In April 2026, Volcano Engine fully opened the sales of the Seedance 2.0 API to customers, with the condition that customers must sign an annual Seedance usage contract of at least 10 million yuan at one time to obtain the "full-power" usage qualification of 2.0. The so-called full-power version refers to the ability to handle high concurrency and support signed real-person portrait authorization, which are two critical points for Seedance 2.0's main user group — AI content production companies that own real-person IPs and need mass-produce content.

This practice has never appeared in Volcano Engine's previous MaaS sales plans. After DeepSeek R1 was released in February 2025, the price of large language models dropped sharply, and competition among model vendors quickly entered a buyer's market: for buyers, they would use whichever model works well and is cheap. Competing for market share at rock-bottom prices left model vendors with almost no bargaining power. For Volcano Engine, which mainly sells its own models, it was even more impossible to set such a high sales threshold before.

"In 2025, Volcano had a limited number of models to sell, and followed a cost-effective route," a Volcano Engine insider told 36Kr: "Language model competition was too fierce, and there were no high-value scenarios like coding that had taken off yet. The Seedream image model was relatively competitive in China, but its usage volume was not large." Because Seedance 1.0 and 1.5 did not perform well enough, they could not compete with Keling in the market at that time, and not many customers paid for them.

"By early 2026, we put all our hopes on Seedance 2.0. We had to come up with a new story that we could tell customers." According to the aforementioned Volcano Engine insider, they heard internally that Seedance 2.0 was a competitive model, and thought it might have a leading edge of one or two months, "but we didn't expect it to be so competitive. After several months, our leading advantage is still there."

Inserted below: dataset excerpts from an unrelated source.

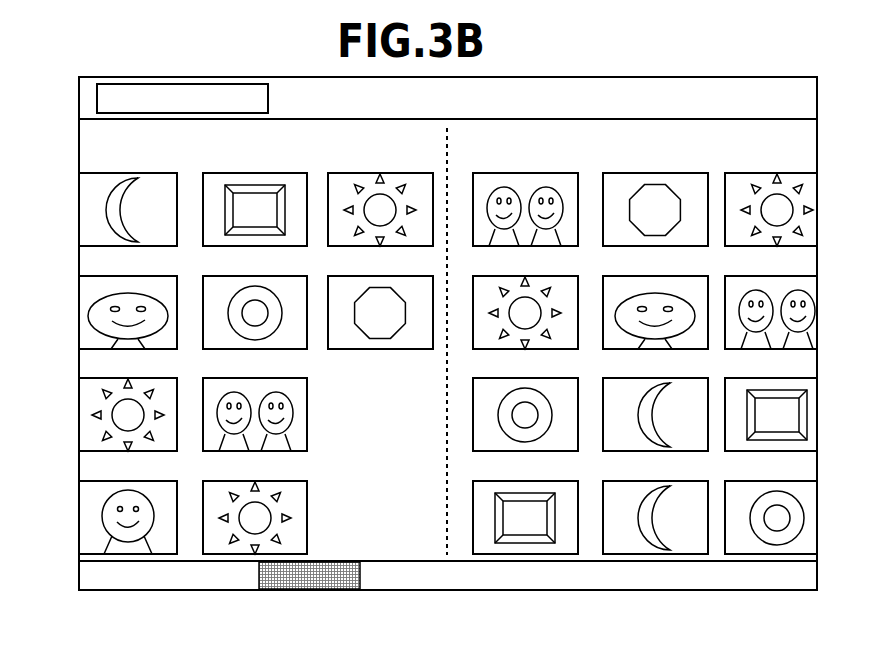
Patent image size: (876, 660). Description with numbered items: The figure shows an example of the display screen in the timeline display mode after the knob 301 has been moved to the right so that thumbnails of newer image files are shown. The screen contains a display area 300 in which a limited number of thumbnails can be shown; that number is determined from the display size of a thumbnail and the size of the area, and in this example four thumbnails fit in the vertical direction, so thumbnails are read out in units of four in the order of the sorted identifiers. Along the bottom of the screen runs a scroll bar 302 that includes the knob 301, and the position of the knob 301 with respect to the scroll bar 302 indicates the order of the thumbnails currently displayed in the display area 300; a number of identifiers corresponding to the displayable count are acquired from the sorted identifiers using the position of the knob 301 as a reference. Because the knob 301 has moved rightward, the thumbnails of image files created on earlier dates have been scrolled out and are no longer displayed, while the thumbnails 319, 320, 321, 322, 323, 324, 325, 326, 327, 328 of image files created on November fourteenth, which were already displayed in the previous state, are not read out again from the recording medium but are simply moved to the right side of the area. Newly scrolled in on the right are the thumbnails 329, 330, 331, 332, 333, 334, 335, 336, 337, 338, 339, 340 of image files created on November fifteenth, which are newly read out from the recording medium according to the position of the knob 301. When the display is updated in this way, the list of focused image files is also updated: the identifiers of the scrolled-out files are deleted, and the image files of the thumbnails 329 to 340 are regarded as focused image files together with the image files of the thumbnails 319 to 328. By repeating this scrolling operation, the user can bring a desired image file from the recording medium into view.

The display area 300 is at (79, 268).
The knob 301 is at (259, 572).
The scroll bar 302 is at (97, 100).
The thumbnail 319 is at (100, 172).
The thumbnail 320 is at (100, 275).
The thumbnail 321 is at (100, 377).
The thumbnail 322 is at (100, 480).
The thumbnail 323 is at (239, 172).
The thumbnail 324 is at (239, 275).
The thumbnail 325 is at (239, 377).
The thumbnail 326 is at (239, 480).
The thumbnail 327 is at (358, 172).
The thumbnail 328 is at (358, 275).
The thumbnail 329 is at (505, 172).
The thumbnail 330 is at (505, 275).
The thumbnail 331 is at (505, 377).
The thumbnail 332 is at (505, 480).
The thumbnail 333 is at (635, 172).
The thumbnail 334 is at (635, 275).
The thumbnail 335 is at (635, 377).
The thumbnail 336 is at (635, 480).
The thumbnail 337 is at (740, 172).
The thumbnail 338 is at (740, 275).
The thumbnail 339 is at (740, 377).
The thumbnail 340 is at (740, 480).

The first wave of feedback that the model performed well came from C-end users. During the 2026 Spring Festival, ByteDance's C-end AI products such as Doubao, Jianying, and Jimeng fully integrated Seedance 2.0. Traffic flooded in like a tide, leading to a situation where generating a 12-15 second video even required waiting in queue for ten hours.

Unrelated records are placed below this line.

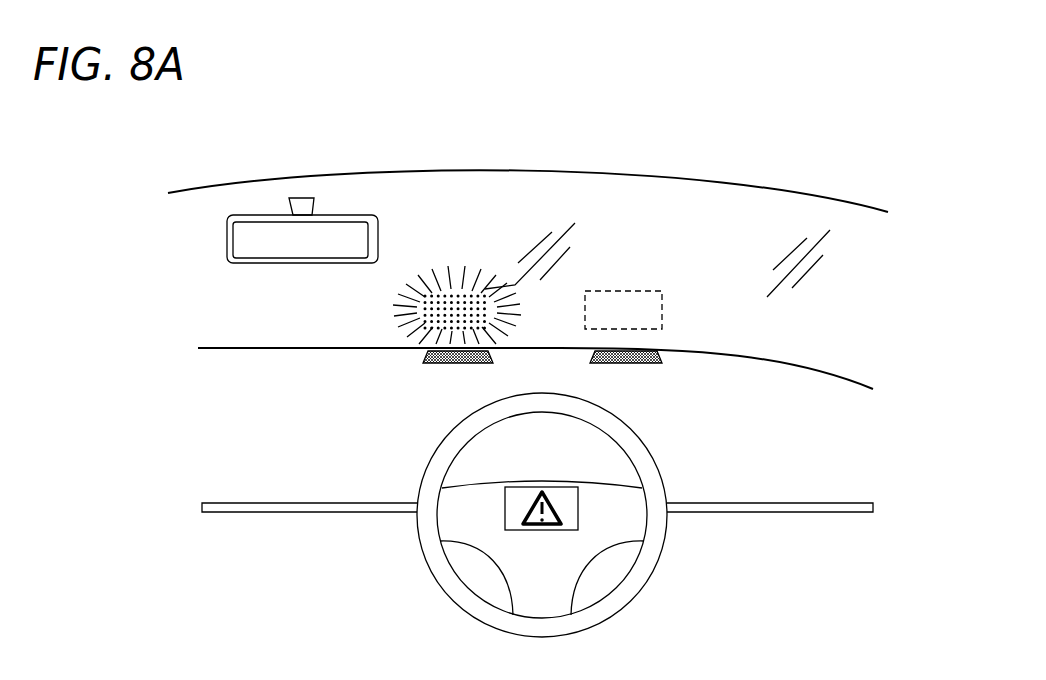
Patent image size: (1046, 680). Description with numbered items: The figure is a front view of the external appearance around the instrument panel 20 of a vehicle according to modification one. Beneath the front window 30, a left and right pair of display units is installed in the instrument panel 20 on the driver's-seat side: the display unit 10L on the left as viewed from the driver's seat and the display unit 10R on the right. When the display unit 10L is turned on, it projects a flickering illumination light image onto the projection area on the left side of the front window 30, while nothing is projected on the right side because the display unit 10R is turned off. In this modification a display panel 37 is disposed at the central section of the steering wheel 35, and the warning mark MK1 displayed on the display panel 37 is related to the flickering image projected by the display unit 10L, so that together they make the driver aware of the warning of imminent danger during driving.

The front window 30 is at (760, 200).
The instrument panel 20 is at (278, 358).
The display unit 10L is at (423, 362).
The display unit 10R is at (663, 362).
The steering wheel 35 is at (645, 557).
The display panel 37 is at (505, 513).
The warning mark MK1 is at (537, 530).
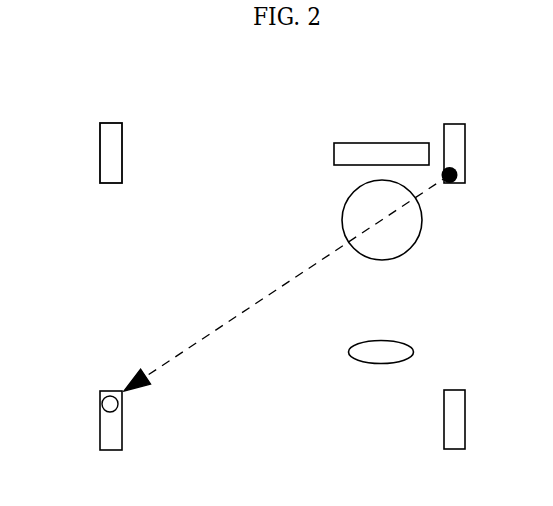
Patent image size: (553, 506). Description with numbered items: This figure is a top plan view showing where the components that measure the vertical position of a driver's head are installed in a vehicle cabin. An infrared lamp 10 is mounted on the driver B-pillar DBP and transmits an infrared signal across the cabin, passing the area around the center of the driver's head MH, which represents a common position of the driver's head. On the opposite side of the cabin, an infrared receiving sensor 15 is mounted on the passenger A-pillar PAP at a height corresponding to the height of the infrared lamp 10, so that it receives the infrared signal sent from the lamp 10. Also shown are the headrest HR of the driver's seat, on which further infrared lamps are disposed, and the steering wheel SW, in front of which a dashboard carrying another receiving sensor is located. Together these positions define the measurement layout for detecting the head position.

The infrared lamp 10 is at (457, 170).
The infrared receiving sensor 15 is at (102, 404).
The headrest HR is at (384, 143).
The driver B-pillar DBP is at (455, 124).
The center of the driver's head MH is at (422, 222).
The steering wheel SW is at (414, 352).
The passenger A-pillar PAP is at (100, 435).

Jimeng, which responded quickly, immediately launched a paid option: subscribing to membership and purchasing points can grant priority queue access — users who could not stand waiting contributed the first batch of revenue for Seedance 2.0. According to estimates from a large company's strategic team to 36Kr, Jimeng's revenue in March was about 140 million yuan, and reached 210-220 million yuan in April, the vast majority of which came from Seedance 2.